最近、あるお客さんから墓じまいに関する相談を受けていた。10年以上前に、「風」でお母様とお姉様のご遺骨を散骨なさった方で、お父様が亡くなり、墓じまいを考えていらした。彼女のお寺は、真言宗でお墓には10柱位は入っているのではないかと言う。彼女がお寺に電話で相談すると、ご住職の奥様が出られて、離檀料は1柱35万円だと言う。散骨をした人も戒名が付いているので人数に入っている。そのほかに何年分かの供養代も20万円請求されたと言う。石屋さんも出入りの業者でなければ困るし、勝手なことはさせないと。私たちはいろいろと調べたが、一般的には、感謝の気持ちで5万円位お布施をすれば良いと言う話だし、月々の供養代も年に1万円も払えば良いはずだった。

素晴らしい結末

どうしても埒が開きそうもないので、提訴するということになった。ところが今日お寺に電話をすると、ご住職が出られて、離檀の話をすると、「そんな話は聞いていない」と言う。そして「ご遺骨は、お墓から出して良いですよ、石屋さんにも安くするように言ってあげる」。と言ってくれたそうだ。彼女は喜んで、すぐに私に電話をして来た。私も想像もしていなかった展開にびっくりし、嬉しくなった。こんなに物わかりのいいご住職だったなんて、私は真言宗の総本山に電話をしても相手にされなかったので困ってはいた。

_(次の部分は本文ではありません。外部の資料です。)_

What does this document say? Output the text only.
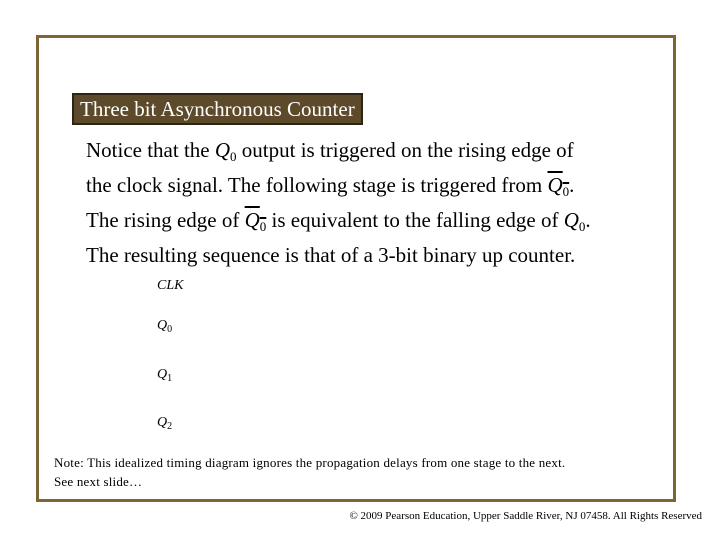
Three bit Asynchronous Counter
Notice that the $Q_0$ output is triggered on the rising edge of
the clock signal. The following stage is triggered from $Q_0$.
The rising edge of $Q_0$ is equivalent to the falling edge of $Q_0$.
The resulting sequence is that of a 3-bit binary up counter.
CLK
$Q_0$
$Q_1$
$Q_2$
Note: This idealized timing diagram ignores the propagation delays from one stage to the next.
See next slide…
© 2009 Pearson Education, Upper Saddle River, NJ 07458. All Rights Reserved
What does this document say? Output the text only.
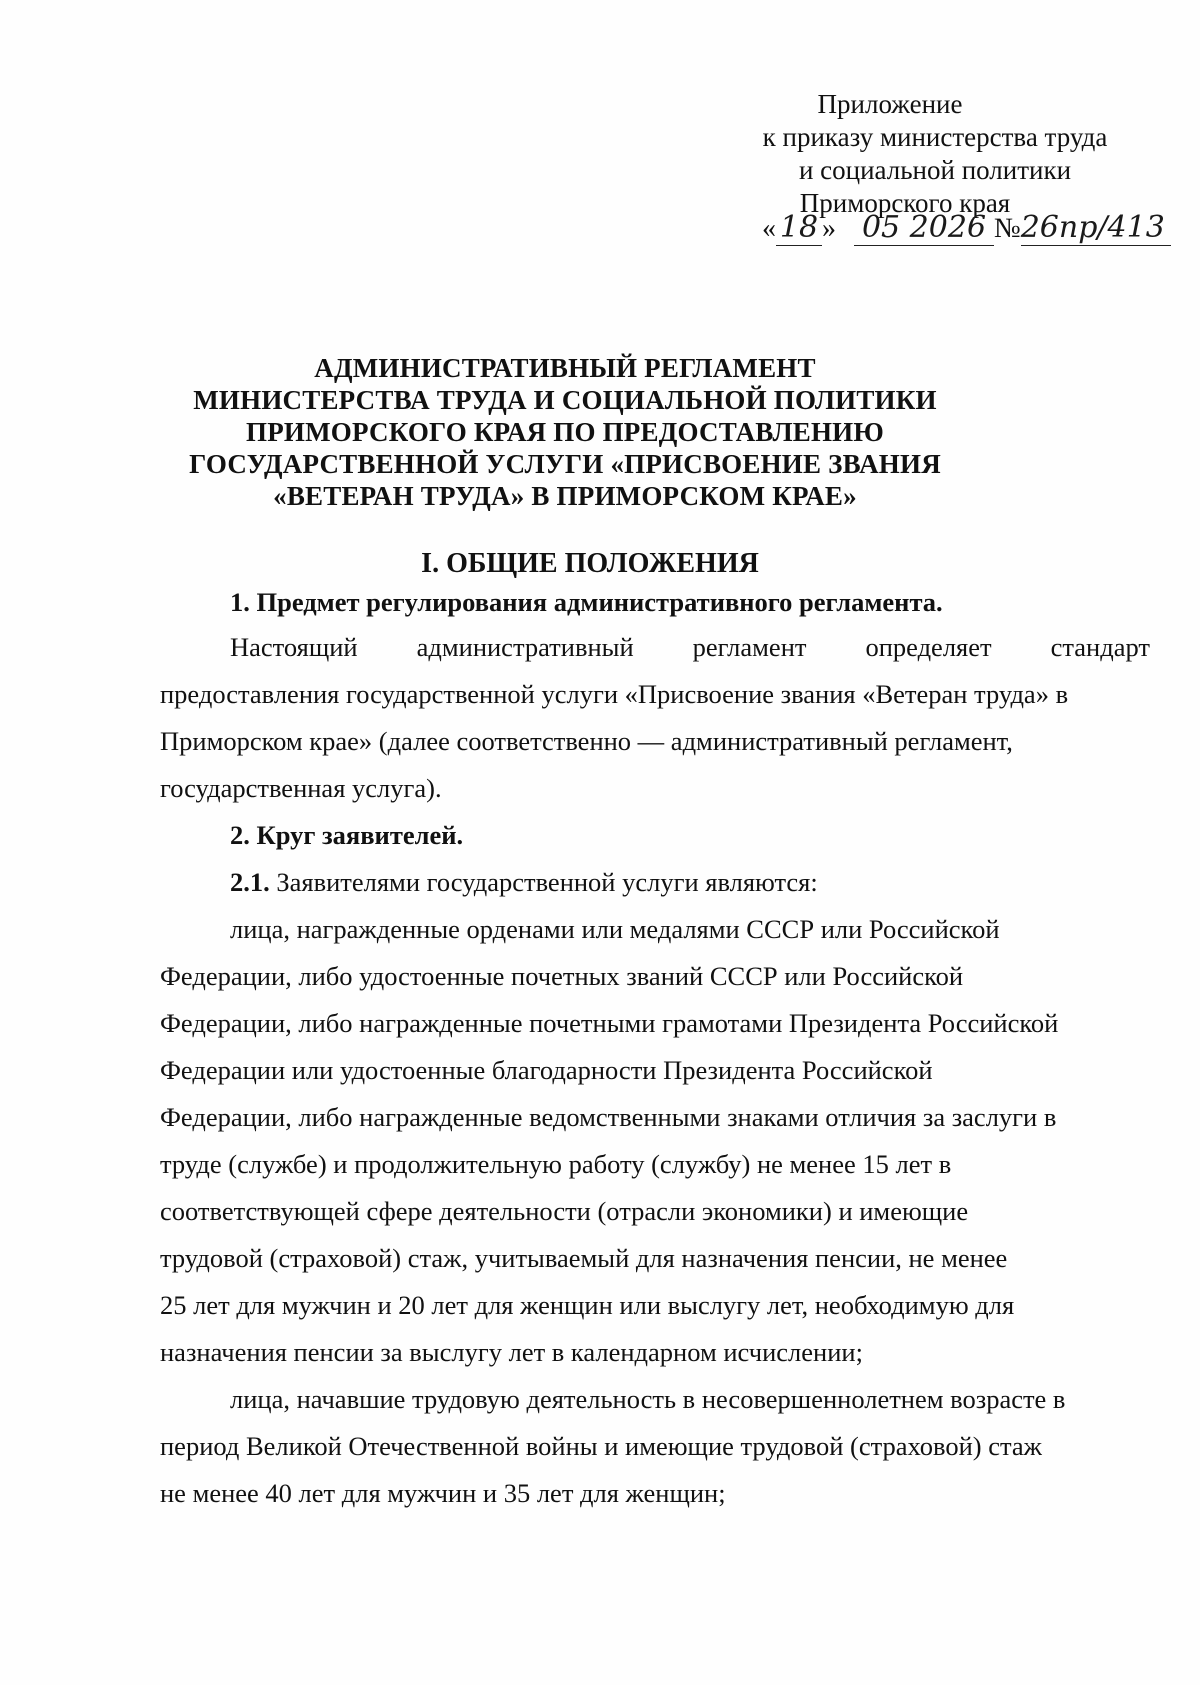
Приложение
к приказу министерства труда
и социальной политики
Приморского края
« 18 » 05 2026 №26пр/413
АДМИНИСТРАТИВНЫЙ РЕГЛАМЕНТ
МИНИСТЕРСТВА ТРУДА И СОЦИАЛЬНОЙ ПОЛИТИКИ
ПРИМОРСКОГО КРАЯ ПО ПРЕДОСТАВЛЕНИЮ
ГОСУДАРСТВЕННОЙ УСЛУГИ «ПРИСВОЕНИЕ ЗВАНИЯ
«ВЕТЕРАН ТРУДА» В ПРИМОРСКОМ КРАЕ»
I. ОБЩИЕ ПОЛОЖЕНИЯ
1. Предмет регулирования административного регламента.
Настоящий административный регламент определяет стандарт
предоставления государственной услуги «Присвоение звания «Ветеран труда» в
Приморском крае» (далее соответственно — административный регламент,
государственная услуга).
2. Круг заявителей.
2.1. Заявителями государственной услуги являются:
лица, награжденные орденами или медалями СССР или Российской
Федерации, либо удостоенные почетных званий СССР или Российской
Федерации, либо награжденные почетными грамотами Президента Российской
Федерации или удостоенные благодарности Президента Российской
Федерации, либо награжденные ведомственными знаками отличия за заслуги в
труде (службе) и продолжительную работу (службу) не менее 15 лет в
соответствующей сфере деятельности (отрасли экономики) и имеющие
трудовой (страховой) стаж, учитываемый для назначения пенсии, не менее
25 лет для мужчин и 20 лет для женщин или выслугу лет, необходимую для
назначения пенсии за выслугу лет в календарном исчислении;
лица, начавшие трудовую деятельность в несовершеннолетнем возрасте в
период Великой Отечественной войны и имеющие трудовой (страховой) стаж
не менее 40 лет для мужчин и 35 лет для женщин;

日頃、お坊さんには良いイメージが抱けなくなっていたので、本来のあるべき姿のご住職にいたく感激した。

お墓とお寺

最近は結婚しない人や一人暮らしの人など、後継者のいない墓の墓じまいの話が多い。しかし日本だけではなく、世界的に見ても圧倒的にお墓を支持する人は多く、散骨は基本的に少数派だ。アメリカ中を廻り、いろいろな霊園を調べて見て来たが、お墓にはお墓のロマンも有り、良さもある。しかし、ほとんどのお墓は宗教と関係が深い。宗教に関係ない霊園も有り、それは気楽だが入るにもかなりのお金が掛かる。お寺はお寺で、寺離れの時代になってきて経営が苦しいのも解る。お寺の維持はお金が掛かるものだ。裕福な方は自分のお寺に積極的に寄付をすべきだと思う。

檀家制度

さて、お寺の檀家になって居る場合だが、お寺によっては、高額の離檀料を請求される。私の場合もそうで、前にも書いたことが有るが、母の遺骨を散骨した場所に父のも散骨をしたくて、お寺に相談したところ、何百万円と言うお金を請求された。全部で500万円以上だったと思う。すべての遺骨の魂を抜くお経代等と石を撤去して更地にする費用だそうだ。払えない私は、当然ご住職と対立し、喧嘩になった。その結果、「勝手にしろ」と言われて、勝手にした。石屋さんを呼んで、父の骨を出した。以降実家の墓は無縁墓となり、お寺が管理する所のものとなった。祖先には申し訳ない事をしたと言うべきなのかも知れないが、無神論者で有る私は、最初から浄土真宗の門徒の資格さえないのだ。父も散骨など考えられない時代でお墓に入ったので、山や海を愛し、母を愛した父は喜んでいると思う。